According to another freedom fighter, Mzee Joseph Kimani, her presence was less felt during President Moi’s tenure, apart from when she lobbied for Mau Mau freedom fighters’ rights accusing post-independence governments of neglecting them. She would spring back soon after, during President Kibaki’s tenure. Kibaki’s government was the first to recognise Mau Mau in 2002, lifting a colonial-era law that banned the Mau Mau group after. “In honour of the freedom fighter, the late President Kibaki unveiled a statue of Dedan Kimathi as a first step in honouring thousands of freedom fighters killed during an uprising against British rule in the 1950s,” Mzee Kimani told the Nation. “It was during this time that Ms Kimathi was accorded national status. She was given personal security at home with two security vehicles at her disposal,” added Mzee Kimani.
The Kibaki government also constructed for her a decent house in Njabini. “She was accorded VIP security from Nairobi. Her security affairs were managed from Nairobi and not at the county level. The county government was never involved. VIP protection for persons recognised as national leaders is managed and coordinated from Nairobi,” Nyandarua County Police Commander Mr Omar Arero told the Nation yesterday. Yesterday, a sombre mood engulfed Njambini village in Kinangop, Nyandarua County, her rural home. Relatives and residents could be seen streaming in and out of the home to condole with the family. Family members and friends interviewed by the Nation described Mukami as a humble, honest and courageous person.
Although relatives, neighbours and friends accept Ms Kimathi death as natural due to age, they admit she died bitter for not having fulfilled her desire to give her husband a decent burial. Yesterday, leaders led by President William Ruto, his predecessor Uhuru Kenyatta, and opposition leader Raila Odinga celebrated the life of s Kimathi, describing her as a heroine of Kenya’s independence. “Mama Mukami Kimathi will be remembered alongside other icons of Kenya’s freedom struggle who laid down their lives and made self-sacrifices for the sake of our country’s independence.

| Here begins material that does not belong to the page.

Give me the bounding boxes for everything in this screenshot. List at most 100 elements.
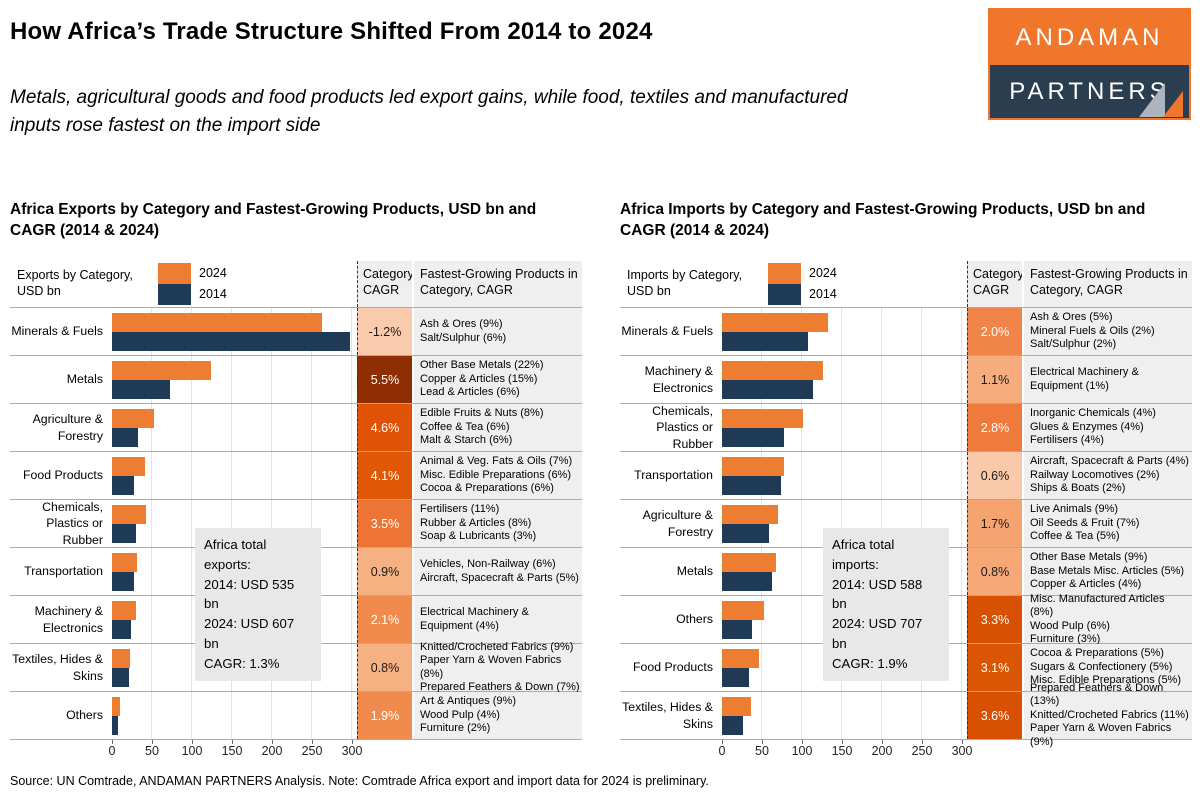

Mama Mukami courageously withstood the brutality of colonial oppression, proudly wore the scars of battle, and bore the terrible losses of war with admirable fortitude,” said the President.
He went on: “She was a steadfast patriot and well-known champion for national unity who inspired many Kenyans of all ages to cherish our country and stand ready to defend our values.”
DP Gachagua described Mama Mukami as Kenya’s “symbol of our resilience and our struggle.” Mr Gachagua, who was among the first leaders who arrived at the Lee Funeral Home shortly after 8am, said Mukami was an inspiring figure to all Kenyans.
“We want to say this is a great loss to all of us. Mukami Kimathi was a symbol of resilience, an icon of our freedom. We treasure her life here on earth. She had been the mother of our liberation struggle and has been the beacon of hope surrounding freedom fighters and their descendants,” the DP said.
Mr Kenyatta described Mrs Kimathi as “an enduring symbol of Kenya’s liberation struggle.”